No post sobre maltagem havia dito que o assunto turfa, no processo de secagem do malte, seria visto com muito mais cuidado em outro momento. A turfa merece um capítulo à parte, pois é responsável por alguns dos sabores mais intensos do whisky.

Quando se usa a turfa para a secagem do malte ele é normalmente retirado do piso de maltagem e transferido para um forno, onde é espalhado sobre uma superfície perfurada de metal ou cerâmica, por cima de uma fogueira de turfa. A turfa é usada porque impregna a cevada com sua fumaça de aroma e sabor característicos. O melhor momento é o primeiro estágio da secagem do malte verde porque a fumaça só adere aos grãos enquanto o malte ainda está úmido e pegajoso.

Dentre os aromas e sabores mais característicos e assertivos do whisky escocês  está o de turfa.  De modo geral, os whiskies escoceses se tornaram muito menos turfosos nas últimas décadas do século XX, à medida que fontes alternativas de combustível foram desenvolvidas. Porém, algumas destilarias retornaram à tradição.
O retorno da turfa é um reflexo do interesse dos aficionados.  Os aromas e sabores desse composto orgânico, terrosos, fuliginosos, defumados, com notas de alcatrão, em geral bastante secos, podem ser tão viciantes para os amantes de malte quanto desafiadores para os iniciantes ou os bebedores ocasionais. Perceber a turfa no whisky é sentir o perfume e o gosto do solo da Escócia.

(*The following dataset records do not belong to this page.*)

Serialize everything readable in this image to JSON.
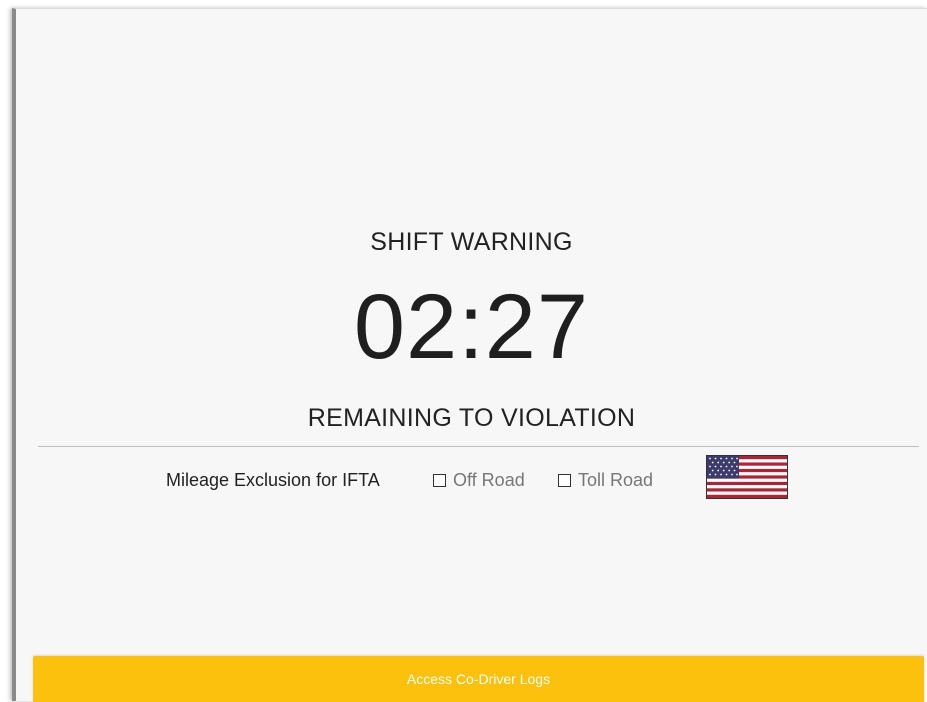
{
  "warning": {
    "title": "SHIFT WARNING",
    "timer": "02:27",
    "subtitle": "REMAINING TO VIOLATION"
  },
  "ifta": {
    "label": "Mileage Exclusion for IFTA",
    "options": [
      {
        "label": "Off Road",
        "checked": false
      },
      {
        "label": "Toll Road",
        "checked": false
      }
    ],
    "flag_icon": "us-flag-icon"
  },
  "footer": {
    "button_label": "Access Co-Driver Logs",
    "color": "#fcc10d"
  }
}
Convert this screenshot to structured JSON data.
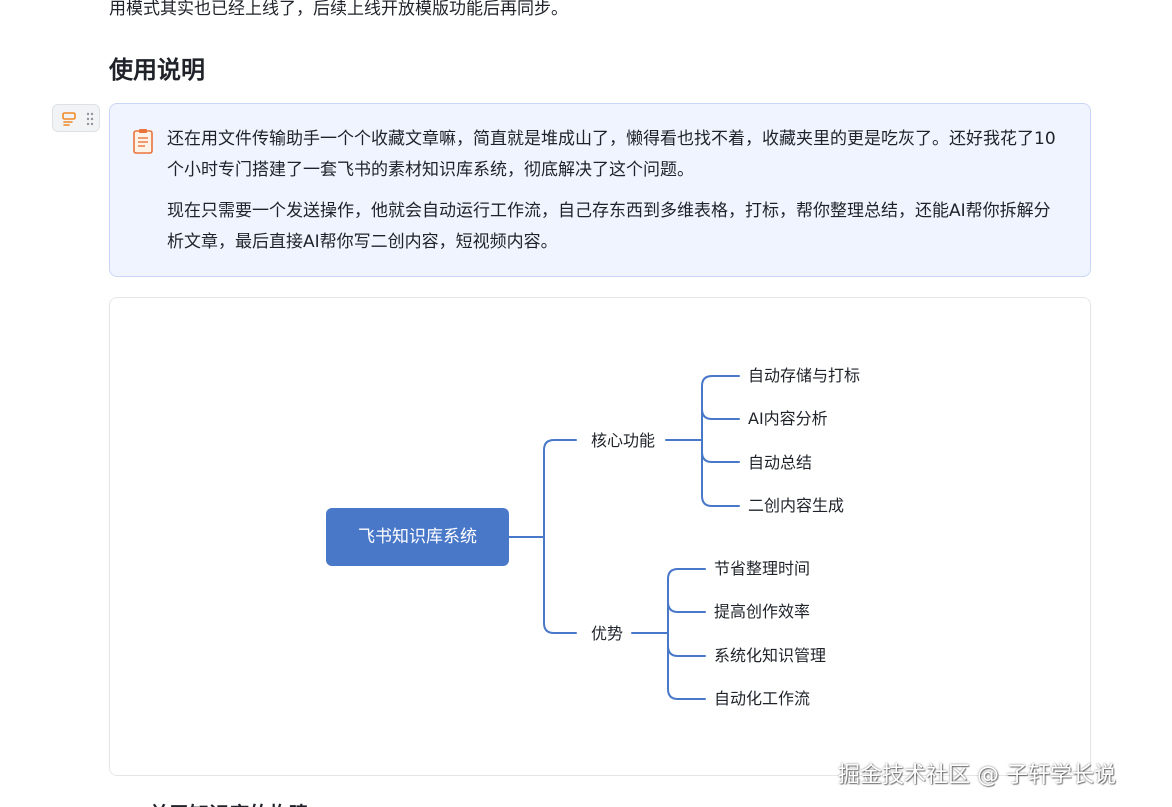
{
  "doc": {
    "top_line": "用模式其实也已经上线了，后续上线开放模版功能后再同步。",
    "heading": "使用说明",
    "bottom_heading_partial": "一、关于知识库的构建"
  },
  "callout": {
    "icon": "memo-icon",
    "paragraph1": "还在用文件传输助手一个个收藏文章嘛，简直就是堆成山了，懒得看也找不着，收藏夹里的更是吃灰了。还好我花了10个小时专门搭建了一套飞书的素材知识库系统，彻底解决了这个问题。",
    "paragraph2": "现在只需要一个发送操作，他就会自动运行工作流，自己存东西到多维表格，打标，帮你整理总结，还能AI帮你拆解分析文章，最后直接AI帮你写二创内容，短视频内容。"
  },
  "mindmap": {
    "root": "飞书知识库系统",
    "branches": [
      {
        "label": "核心功能",
        "children": [
          "自动存储与打标",
          "AI内容分析",
          "自动总结",
          "二创内容生成"
        ]
      },
      {
        "label": "优势",
        "children": [
          "节省整理时间",
          "提高创作效率",
          "系统化知识管理",
          "自动化工作流"
        ]
      }
    ],
    "colors": {
      "root_fill": "#4a78c9",
      "line": "#4a78c9"
    }
  },
  "watermark": "掘金技术社区 @ 子轩学长说"
}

Após a Pequena Era Glacial, que teve início por volta de 1300, restaram poucas árvores nas Terras Altas da Escócia. Porém, havia pântanos de turfas. A turfa era o combustível das Terras Altas e continua a ser empregada em algumas regiões para uso doméstico e na secagem do malte e funcionamento de alambiques. As Lowlands são a parte menos turfosa da Escócia, embora sejam notáveis suas turfeiras elevadas. As Highlands tem charnecas turfosas e turfeiras de coberta, enquanto as ilhas revelam os terrenos mais turfosos, especialmente Orkney e Islay. Alguns pântanos de turfas podem ter 10 mil anos e chegam a mais de 9 metros de profundidade. Extensões amplas da região de Islay são cobertas por pântanos de turfas.


Água corre sobre a turfa a caminho da fábrica de malte, onde pode transferir alguns de seus aromas típicos durante o processo de infusão dos grãos. Uma influência muito mais importante se dá quando a turfa é utilizada como combustível no forno onde o cereal é seco. Aqui as técnicas variam, e tanto a duração como a intensidade do processo influenciam o resultado final. É importante considerar que a fumaça será absorvida pelos grãos enquanto sua superfície estiver úmida. Isso significa que o calor do forno dever ser brando o suficiente para obter o nível exigido de exposição à turfa antes que os grãos percam sua umidade.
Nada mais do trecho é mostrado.